Weather contributes to pothole problems

February 7, 2008 9:07:35 PM PST
As the snow gets removed from streets across the Chicago area, more and more potholes are being discovered and some are damaging cars. Most of the potholes are filled with water so drivers can not tell how deep they are, which is creating serious problems and delays for motorists around the city.

Want to know how bad that pothole is up ahead? All you need to do is look at the side of the road. On many streets there is a graveyard of car parts killed by those pesky potholes.

"It's a bit of a gauntlet out there, I think you inevitably hit one or two if you try to get anywhere," said Kirsten Sisk, motorist.

These days that "thud" sound is as good as gold for auto repair shops. Their floors are littered with the by-products of a brutal winter.

"If you continue to ride on your wheel, what happens is, you bend it causing further damage to the wheel," said Melanie Ahern, Cassidy Tire.

On the north end of Lake Shore Drive, potholes are popping up like chicken pox.

"We were just driving, hit a pothole, took out both of my right side tires," said Ryan Schile, driver of a small sports coupe.

Schile was several hours late to work Thursday. He was headed south on Lake Shore Drive near Belmont when he ran over a pothole.

Thursday morning, several cars had flat tires along Lake Shore Drive. Tow trucks quickly arrived and city crews were sent to the area to do some patch work. But as of 8:30 a.m., Schile and his friend - who are both air traffic controllers at Midway Airport - were still stranded.

"We have been here since about 6:30. Two tow trucks have come by, but they need a flatbed because both the tires are out," said Schile, who's looking at several hundred dollars' worth of tire damage..

As if the snow hasn't been bad enough lately, potholes are also slowing down motorists all over the Chicago area. In some cases, the potholes are causing serious damage to cars.

The wintry weather is the reason for so many potholes this time of year.

"Under these really tough winter conditions, pavement can only take so much. With all the precipitation and certainly with the heavy volumes of traffic, that adds up, deteriorates the pavement surface, and that's when you see potholes," said Brian Steele, Chicago Dept. of Transportation.

The city has detailed maps of all the reported potholes around the city. There are thousands of them. Eighteen crews have been deployed to patch them up. It will take awhile to get to all the potholes. Usually, when a crew shows up to fill one, they will find another dozen close by.

"On an average winter day, if we don't have a lot of precipitation and the temperatures are cooperative, our crews can fill 2,000 to 3,000 potholes a day.

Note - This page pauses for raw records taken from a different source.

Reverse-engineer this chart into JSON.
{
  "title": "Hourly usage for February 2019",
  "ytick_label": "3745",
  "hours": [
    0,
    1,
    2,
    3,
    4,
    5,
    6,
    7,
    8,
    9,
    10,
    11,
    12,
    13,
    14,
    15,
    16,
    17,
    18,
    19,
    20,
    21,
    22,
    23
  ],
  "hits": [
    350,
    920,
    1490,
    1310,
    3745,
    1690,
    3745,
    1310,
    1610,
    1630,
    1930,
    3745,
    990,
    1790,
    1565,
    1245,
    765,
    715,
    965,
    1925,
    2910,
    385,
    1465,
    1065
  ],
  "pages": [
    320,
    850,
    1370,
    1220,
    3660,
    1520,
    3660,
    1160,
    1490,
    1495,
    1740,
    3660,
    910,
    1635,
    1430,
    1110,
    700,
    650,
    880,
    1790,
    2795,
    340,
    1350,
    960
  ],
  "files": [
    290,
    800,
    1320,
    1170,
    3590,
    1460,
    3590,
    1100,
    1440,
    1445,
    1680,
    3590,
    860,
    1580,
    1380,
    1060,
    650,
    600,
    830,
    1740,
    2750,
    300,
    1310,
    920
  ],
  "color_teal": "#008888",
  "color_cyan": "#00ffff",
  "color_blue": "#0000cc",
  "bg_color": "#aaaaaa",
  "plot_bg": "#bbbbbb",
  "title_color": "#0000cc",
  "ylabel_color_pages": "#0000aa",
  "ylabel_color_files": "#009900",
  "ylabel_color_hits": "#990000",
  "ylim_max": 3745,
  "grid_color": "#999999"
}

Just two days ago when we had mild weather, our crews filled more than 3,500 potholes throughout the city," said Steele.

There are 3,800 miles of roads throughout Chicago, so it's going to be a while before crews get to all of them.

Chicago Mayor Richard Daley addressed the problem Thursday on Lake Shore Drive.

"We have to rebuild North Lake Shore Drive. That's been on the road, we're trying to get the state to agree to that," he said.

A torn-up tire can cost you upwards of 80 dollars apiece. You can file a claim to recover half-the cost of repairs from the city. In 2005, there were 730 claims made, and 89 percent were paid. In 2006, the number of claims more than doubled with the city paying on 93 percent of claims. But the winter weather will be long gone by the time you see any money. Reimbursements take four to six months.